Mergers and acquisition are an important milestone in a company’s path. Companies merge into each other to form a symbiotic relationship and gain synergies. There are a lot many aspects to mergers and acquisitions which involves financial, legal, intellectual property, assets and human resource oriented issues. For the successful fruition of the acquisition or merger, the company needs to consider all these elements and have complete knowledge for this.

The complexity of matters increase in case of private companies because of limited information available. Here is a list of important things that a company should consider in case of mergers and acquisitions of privately held companies.
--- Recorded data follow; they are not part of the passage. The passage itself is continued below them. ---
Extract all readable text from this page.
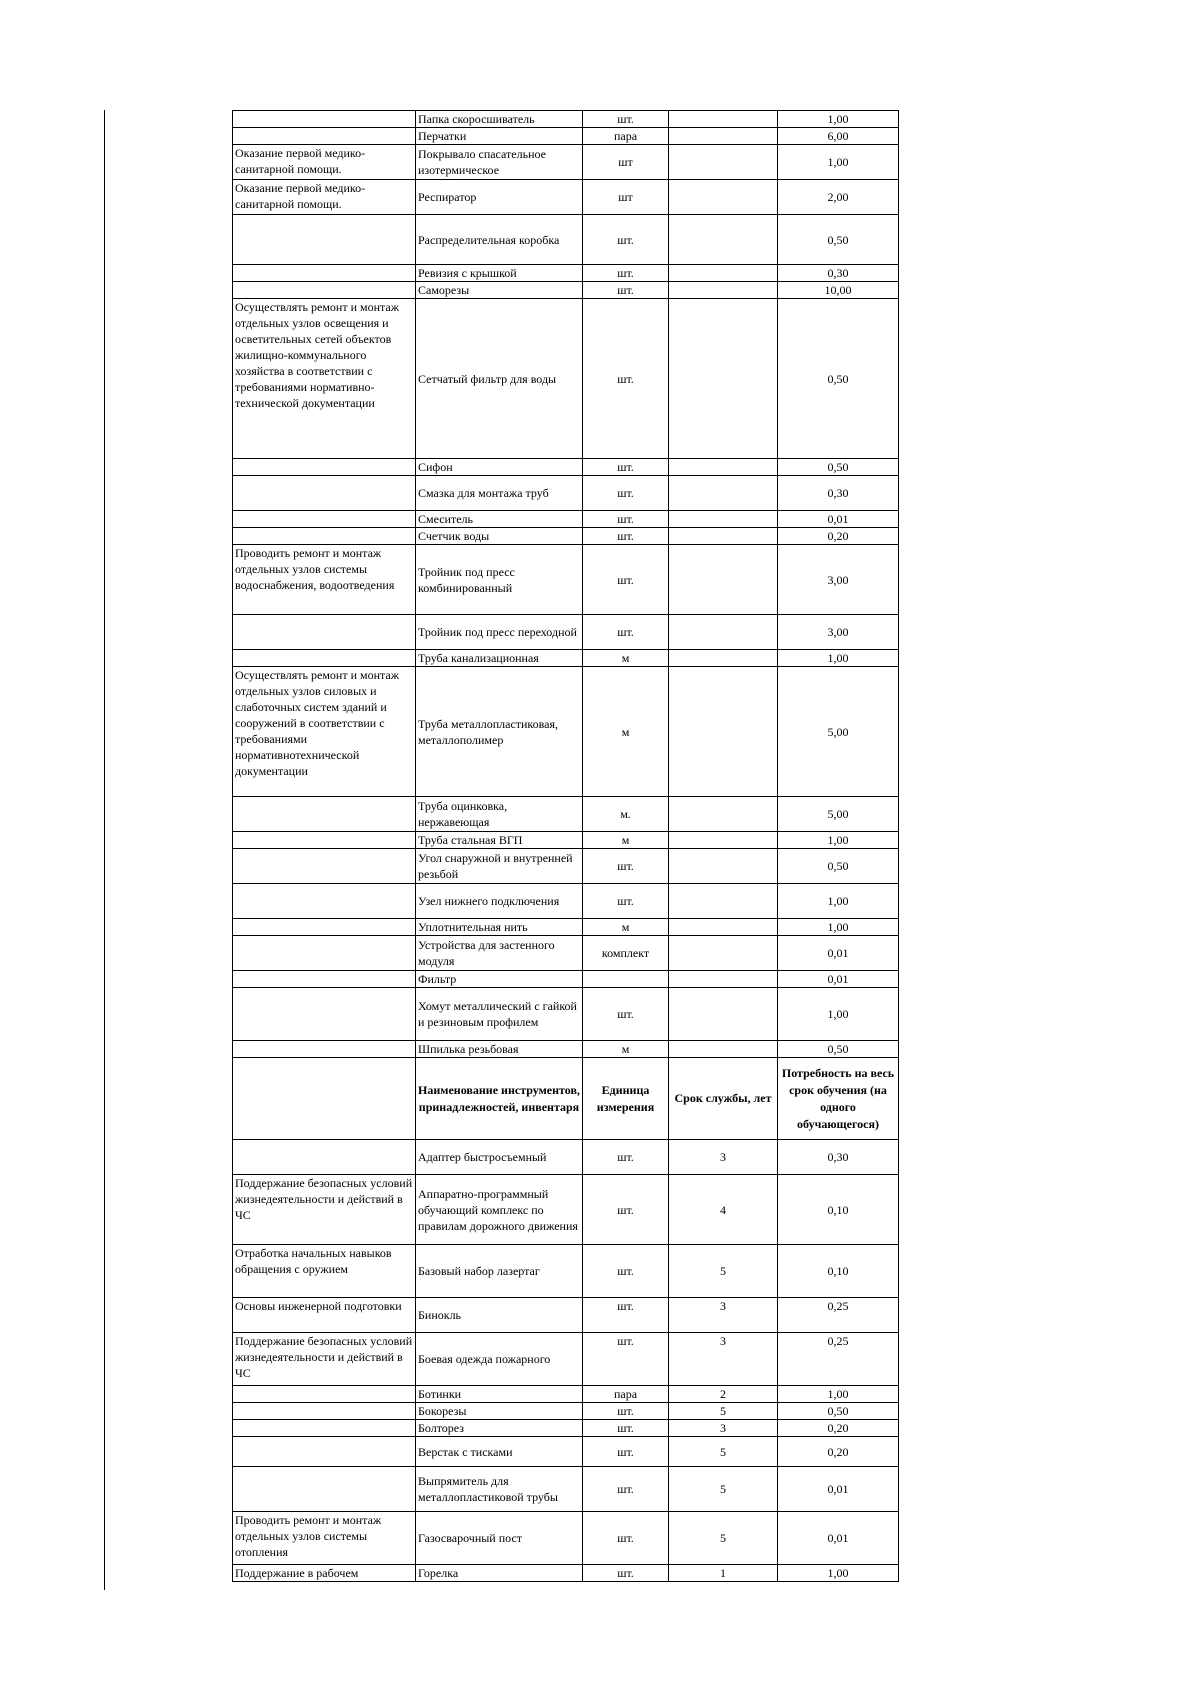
	Папка скоросшиватель	шт.		1,00
	Перчатки	пара		6,00
Оказание первой медико-санитарной помощи.	Покрывало спасательное изотермическое	шт		1,00
Оказание первой медико-санитарной помощи.	Респиратор	шт		2,00
	Распределительная коробка	шт.		0,50
	Ревизия с крышкой	шт.		0,30
	Саморезы	шт.		10,00
Осуществлять ремонт и монтаж отдельных узлов освещения и осветительных сетей объектов жилищно-коммунального хозяйства в соответствии с требованиями нормативно-технической документации	Сетчатый фильтр для воды	шт.		0,50
	Сифон	шт.		0,50
	Смазка для монтажа труб	шт.		0,30
	Смеситель	шт.		0,01
	Счетчик воды	шт.		0,20
Проводить ремонт и монтаж отдельных узлов системы водоснабжения, водоотведения	Тройник под пресс комбинированный	шт.		3,00
	Тройник под пресс переходной	шт.		3,00
	Труба канализационная	м		1,00
Осуществлять ремонт и монтаж отдельных узлов силовых и слаботочных систем зданий и сооружений в соответствии с требованиями нормативнотехнической документации	Труба металлопластиковая, металлополимер	м		5,00
	Труба оцинковка, нержавеющая	м.		5,00
	Труба стальная ВГП	м		1,00
	Угол снаружной и внутренней резьбой	шт.		0,50
	Узел нижнего подключения	шт.		1,00
	Уплотнительная нить	м		1,00
	Устройства для застенного модуля	комплект		0,01
	Фильтр			0,01
	Хомут металлический с гайкой и резиновым профилем	шт.		1,00
	Шпилька резьбовая	м		0,50
	Наименование инструментов, принадлежностей, инвентаря	Единица измерения	Срок службы, лет	Потребность на весь срок обучения (на одного обучающегося)
	Адаптер быстросъемный	шт.	3	0,30
Поддержание безопасных условий жизнедеятельности и действий в ЧС	Аппаратно-программный обучающий комплекс по правилам дорожного движения	шт.	4	0,10
Отработка начальных навыков обращения с оружием	Базовый набор лазертаг	шт.	5	0,10
Основы инженерной подготовки	Бинокль	шт.	3	0,25
Поддержание безопасных условий жизнедеятельности и действий в ЧС	Боевая одежда пожарного	шт.	3	0,25
	Ботинки	пара	2	1,00
	Бокорезы	шт.	5	0,50
	Болторез	шт.	3	0,20
	Верстак с тисками	шт.	5	0,20
	Выпрямитель для металлопластиковой трубы	шт.	5	0,01
Проводить ремонт и монтаж отдельных узлов системы отопления	Газосварочный пост	шт.	5	0,01
Поддержание в рабочем	Горелка	шт.	1	1,00
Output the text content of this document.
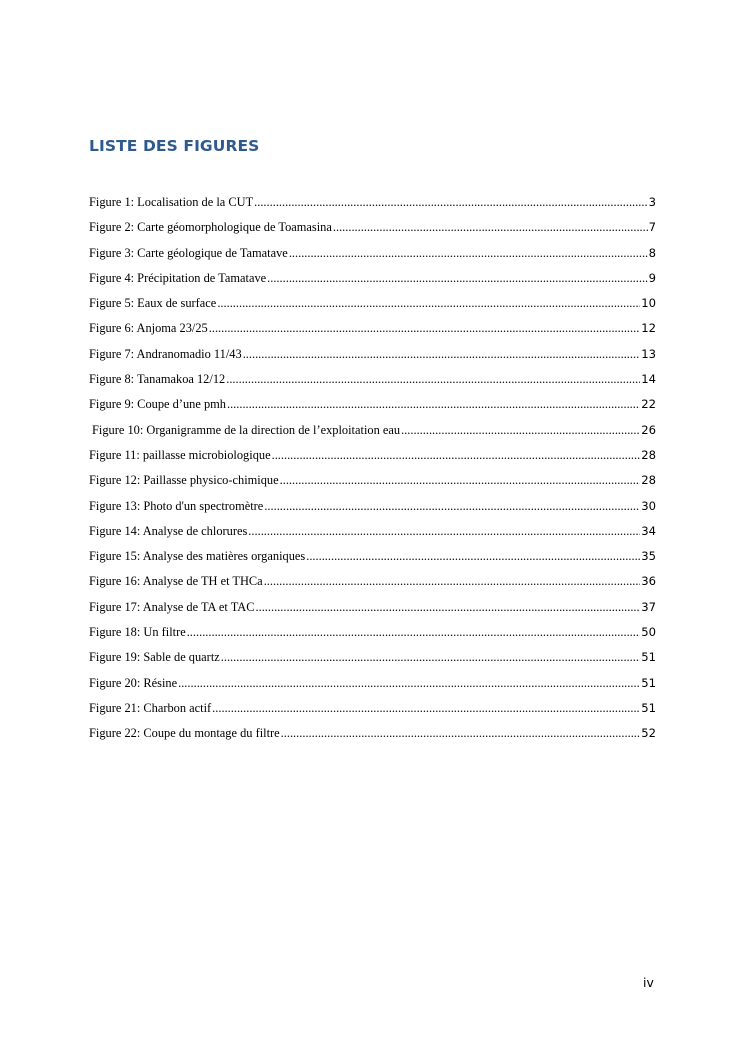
LISTE DES FIGURES
Figure 1: Localisation de la CUT .....	3
Figure 2: Carte géomorphologique de Toamasina .....	7
Figure 3: Carte géologique de Tamatave .....	8
Figure 4: Précipitation de Tamatave .....	9
Figure 5: Eaux de surface .....	10
Figure 6: Anjoma 23/25 .....	12
Figure 7: Andranomadio 11/43 .....	13
Figure 8: Tanamakoa 12/12 .....	14
Figure 9: Coupe d’une pmh .....	22
Figure 10: Organigramme de la direction de l’exploitation eau .....	26
Figure 11: paillasse microbiologique .....	28
Figure 12: Paillasse physico-chimique .....	28
Figure 13: Photo d'un spectromètre .....	30
Figure 14: Analyse de chlorures .....	34
Figure 15: Analyse des matières organiques .....	35
Figure 16: Analyse de TH et THCa .....	36
Figure 17: Analyse de TA et TAC .....	37
Figure 18: Un filtre .....	50
Figure 19: Sable de quartz .....	51
Figure 20: Résine .....	51
Figure 21: Charbon actif .....	51
Figure 22: Coupe du montage du filtre .....	52
iv
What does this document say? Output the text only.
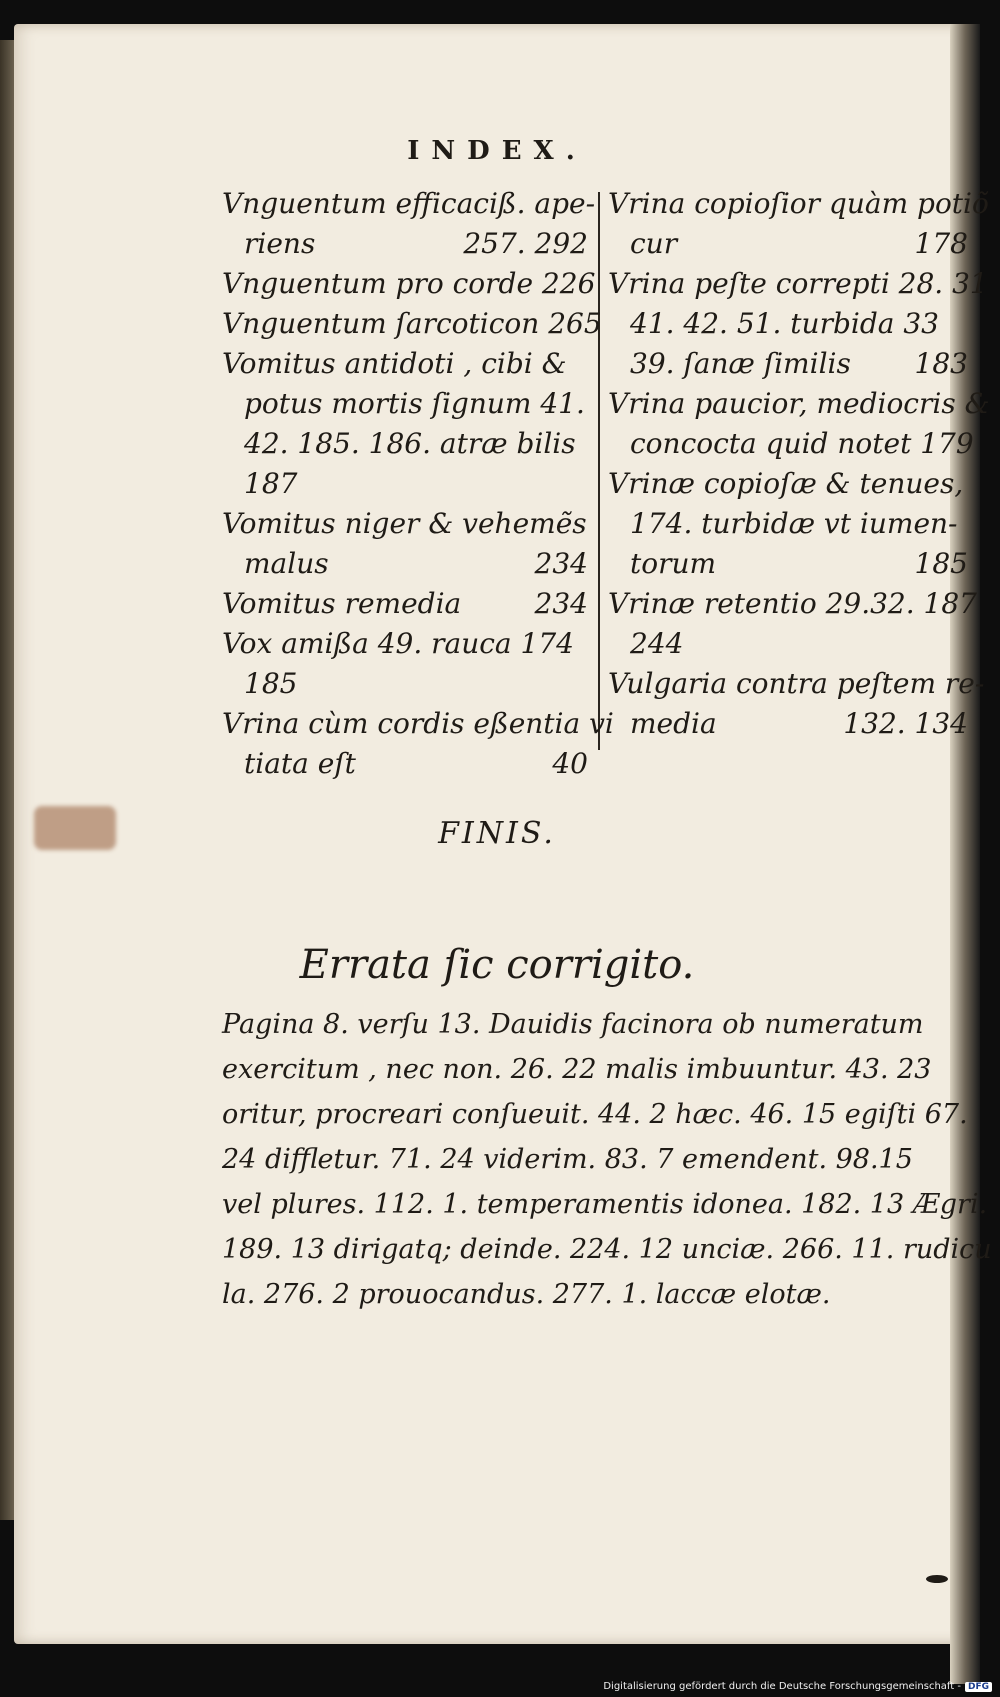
INDEX.
Vnguentum efficaciß. ape-
riens	257. 292
Vnguentum pro corde 226
Vnguentum ſarcoticon 265
Vomitus antidoti , cibi &
potus mortis ſignum 41.
42. 185. 186. atræ bilis
187
Vomitus niger & vehemẽs
malus	234
Vomitus remedia	234
Vox amißa 49. rauca 174
185
Vrina cùm cordis eßentia vi
tiata eſt	40
Vrina copioſior quàm potiõ
cur	178
Vrina peſte correpti 28. 31
41. 42. 51. turbida 33
39. ſanæ ſimilis 183
Vrina paucior, mediocris &
concocta quid notet 179
Vrinæ copioſæ & tenues,
174. turbidæ vt iumen-
torum	185
Vrinæ retentio 29.32. 187
244
Vulgaria contra peſtem re-
media	132. 134
FINIS.
Errata ſic corrigito.
Pagina 8. verſu 13. Dauidis facinora ob numeratum
exercitum , nec non. 26. 22 malis imbuuntur. 43. 23
oritur, procreari conſueuit. 44. 2 hæc. 46. 15 egiſti 67.
24 diffletur. 71. 24 viderim. 83. 7 emendent. 98.15
vel plures. 112. 1. temperamentis idonea. 182. 13 Ægri.
189. 13 dirigatq; deinde. 224. 12 unciæ. 266. 11. rudicu
la. 276. 2 prouocandus. 277. 1. laccæ elotæ.
Digitalisierung gefördert durch die Deutsche Forschungsgemeinschaft - DFG
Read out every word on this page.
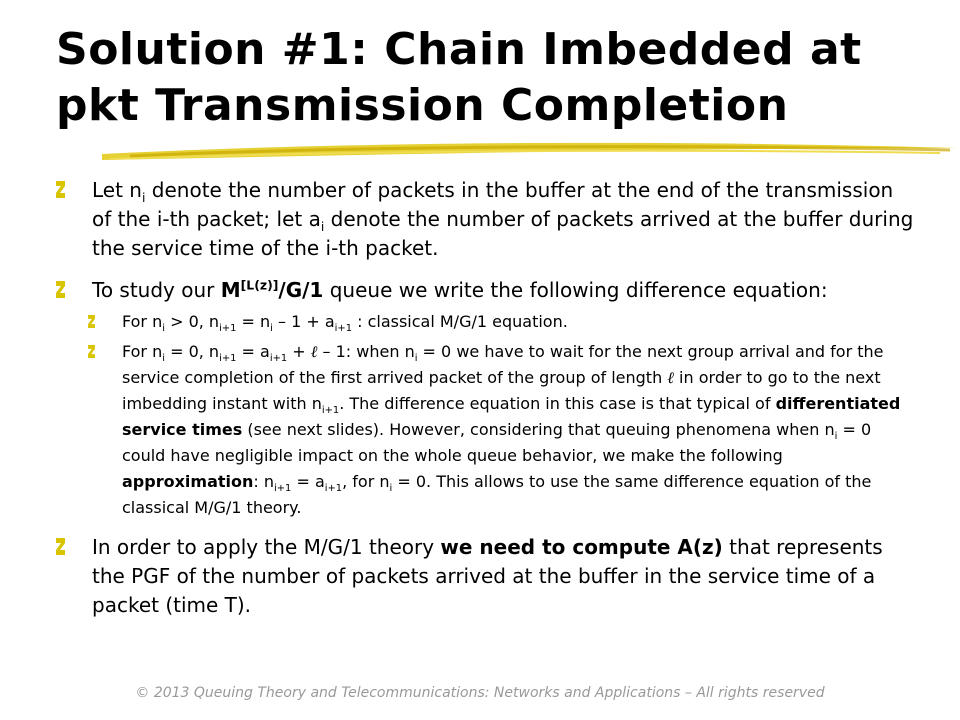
Solution #1: Chain Imbedded at
pkt Transmission Completion
Let $n_i$ denote the number of packets in the buffer at the end of the transmission of the i-th packet; let $a_i$ denote the number of packets arrived at the buffer during the service time of the i-th packet.
To study our M[L(z)]/G/1 queue we write the following difference equation:
For $n_i > 0$, $n_{i+1} = n_i - 1 + a_{i+1}$ : classical M/G/1 equation.
For $n_i = 0$, $n_{i+1} = a_{i+1}$ + ℓ – 1: when $n_i = 0$ we have to wait for the next group arrival and for the service completion of the first arrived packet of the group of length ℓ in order to go to the next imbedding instant with $n_{i+1}$. The difference equation in this case is that typical of differentiated service times (see next slides). However, considering that queuing phenomena when $n_i = 0$ could have negligible impact on the whole queue behavior, we make the following approximation: $n_{i+1} = a_{i+1}$, for $n_i = 0$. This allows to use the same difference equation of the classical M/G/1 theory.
In order to apply the M/G/1 theory we need to compute A(z) that represents the PGF of the number of packets arrived at the buffer in the service time of a packet (time T).
© 2013 Queuing Theory and Telecommunications: Networks and Applications – All rights reserved
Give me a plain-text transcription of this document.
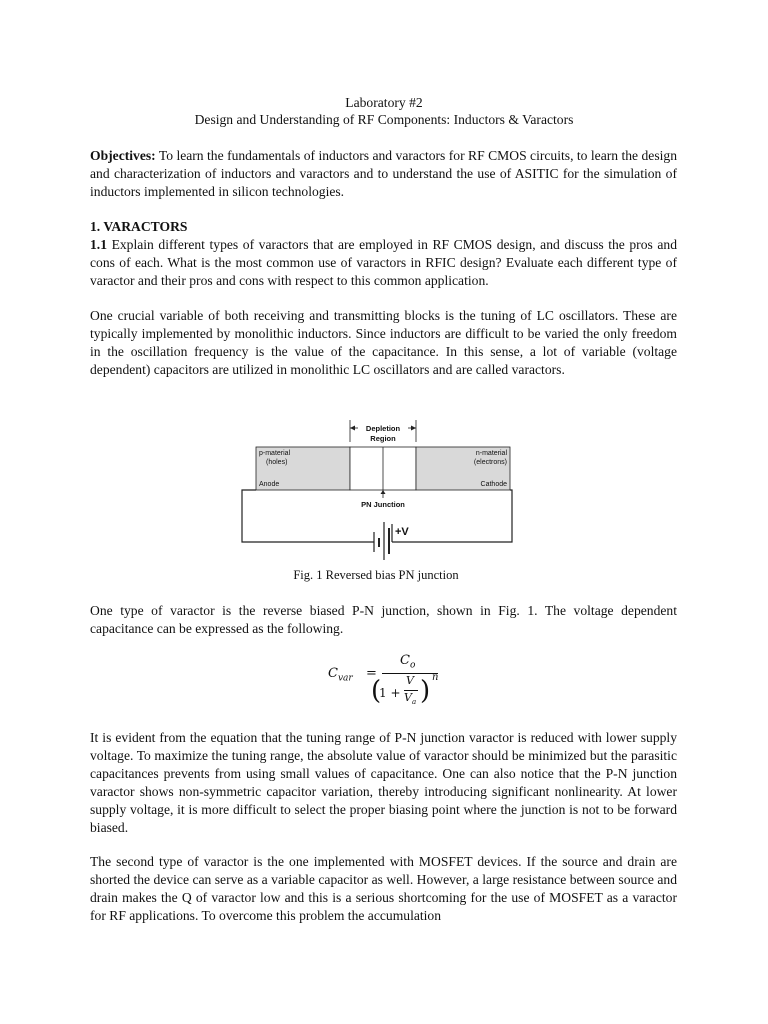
Laboratory #2
Design and Understanding of RF Components: Inductors & Varactors
Objectives: To learn the fundamentals of inductors and varactors for RF CMOS circuits, to learn the design and characterization of inductors and varactors and to understand the use of ASITIC for the simulation of inductors implemented in silicon technologies.
1. VARACTORS
1.1 Explain different types of varactors that are employed in RF CMOS design, and discuss the pros and cons of each. What is the most common use of varactors in RFIC design? Evaluate each different type of varactor and their pros and cons with respect to this common application.
One crucial variable of both receiving and transmitting blocks is the tuning of LC oscillators. These are typically implemented by monolithic inductors. Since inductors are difficult to be varied the only freedom in the oscillation frequency is the value of the capacitance. In this sense, a lot of variable (voltage dependent) capacitors are utilized in monolithic LC oscillators and are called varactors.
Depletion
Region
p-material
(holes)
n-material
(electrons)
Anode	Cathode
PN Junction
+V
Fig. 1 Reversed bias PN junction
One type of varactor is the reverse biased P-N junction, shown in Fig. 1. The voltage dependent capacitance can be expressed as the following.
$C_{var}$ =
$C_o$
(
1 +
V
$V_a$ ) n
It is evident from the equation that the tuning range of P-N junction varactor is reduced with lower supply voltage. To maximize the tuning range, the absolute value of varactor should be minimized but the parasitic capacitances prevents from using small values of capacitance. One can also notice that the P-N junction varactor shows non-symmetric capacitor variation, thereby introducing significant nonlinearity. At lower supply voltage, it is more difficult to select the proper biasing point where the junction is not to be forward biased.
The second type of varactor is the one implemented with MOSFET devices. If the source and drain are shorted the device can serve as a variable capacitor as well. However, a large resistance between source and drain makes the Q of varactor low and this is a serious shortcoming for the use of MOSFET as a varactor for RF applications. To overcome this problem the accumulation
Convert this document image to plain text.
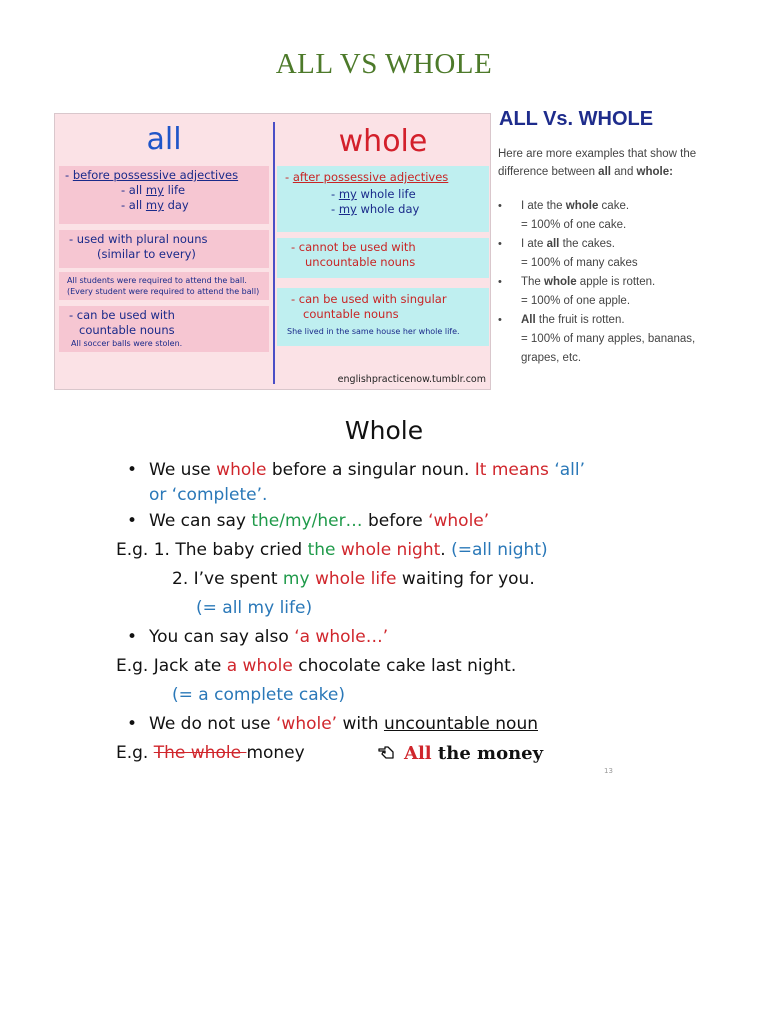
ALL VS WHOLE
all	whole
- before possessive adjectives
- all my life
- all my day
- used with plural nouns
(similar to every)
All students were required to attend the ball.
(Every student were required to attend the ball)
- can be used with
countable nouns
All soccer balls were stolen.
- after possessive adjectives
- my whole life
- my whole day
- cannot be used with
uncountable nouns
- can be used with singular
countable nouns
She lived in the same house her whole life.
englishpracticenow.tumblr.com
ALL Vs. WHOLE
Here are more examples that show the difference between all and whole:
•	I ate the whole cake.
= 100% of one cake.
•	I ate all the cakes.
= 100% of many cakes
•	The whole apple is rotten.
= 100% of one apple.
•	All the fruit is rotten.
= 100% of many apples, bananas,
grapes, etc.
Whole
• We use whole before a singular noun. It means ‘all’
or ‘complete’.
• We can say the/my/her… before ‘whole’
E.g. 1. The baby cried the whole night. (=all night)
2. I’ve spent my whole life waiting for you.
(= all my life)
• You can say also ‘a whole…’
E.g. Jack ate a whole chocolate cake last night.
(= a complete cake)
• We do not use ‘whole’ with uncountable noun
E.g. The whole money	All the money
13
(1) The entire process can take a long time to close

Mergers and acquisitions are a cumbersome process and involves many formalities. The entire cycle from inception to completion can spread around a period of 6 months on an average. The speed of execution also depends on the buyer’s or the other merging entity’s urgency of getting things done or performing the due diligence. The time lag also happens if a seller is unable to get enough buyers interested for the company. Certain ways to shorten the delay are:

  • The investment bankers can be used to run an auction sale process in a tightly controlled-environment so that the buyers are compelled to make decisions in a shorter time frame.
  • A key component of an M&A agreement is the draft disclosure schedule. Having it ready in place by the seller is a great way to save time.
  • The seller should compile all its details such as key personnel, financial statements, corporate records, investment pitches, financial models, company presentations etc. and keep it ready in hand.

(2) Buyer will be majorly interested in the seller company’s financial statements and projections

One representation that a buyer is most likely to demand from the seller in an acquisition agreement is the financial model of the company. The financial statements should be audited, in compliance with the accounting guidelines and the seller must present the information in a fair and transparent manner. The result of operations, financial situation, and periodic cash flows are the primary information that the buyers seek. The financial projections will also be considered and the credibility of the projection will also be scrutinised.

(3) Multiple bidders are needed to get the best deal for the seller

To conclude a sales deal, it is important that there are multiple bidders who have the potential to buy the company. If the situation is competitive, the seller can make the most of the situation and strike a better deal, get a higher price, and much more. If there is a single bidder, the situation becomes disadvantageous for the seller. This is especially true if there is an exclusivity agreement that restricts the seller from getting in talks with other buyers. Negotiating with multiple buyers helps in the better deal terms.

(4) You need to have a powerful legal team in place

It is crucial that for a successful M&A process, the selling company hires an external legal officer who specialises in mergers and acquisitions. The external legal team must consists of experienced M&A lawyers who has expertise in areas like tax, employee affairs, real estate, cybersecurity, antitrust, international trade, and data privacy. The terms of the deal have legal complexities, therefore it is imperative that the M&A lawyer must be adept with the nuances of the deal and the detailed structure of the acquisition agreement.

(5) Intellectual Property is very important

The position of the Intellectual Property of the seller and the way it will be received by the buyer is an important point of consideration during the M&A deals. Buyers audit all the IPs of the seller’s company and the latter has to be prepared for it. The IP plays a crucial role in deciding the valuation of the buyer’s company. The IP representation and warranties ensure that there is no misappropriation, infringement or violation of the IP rights of the selling company.

(6) A definite acquisition agreement is mandatory

A well-drafted acquisition agreement is very important to safeguard the interests of the seller and buyer. The acquisition agreement must have the following components:

  1. Structure of the transaction (share purchase, asset purchase or merger)
  2. Purchase price and related terms of finance
  3. Any possible deviations or adjustments in the valuation of the deal
  4. The extent of rights and restrictions on the stock, in cases it is issued to the selling stockholders.

(7) Making sense of the dynamics of negotiation

There are a lot of compromises that are required in M&A deals. It needs to be seen which party is more interested in the deal? If there is a presence of multiple bidders? if there is any non-financial element that can be negotiated in lieu of increased price? Is there an M&A negotiator in place? Is the deal attractive enough for the sellers to consider all the risks?

Understanding each of the dynamics and the necessary elements in an M&A deal is essential for the successful completion of the deal with due professionalism.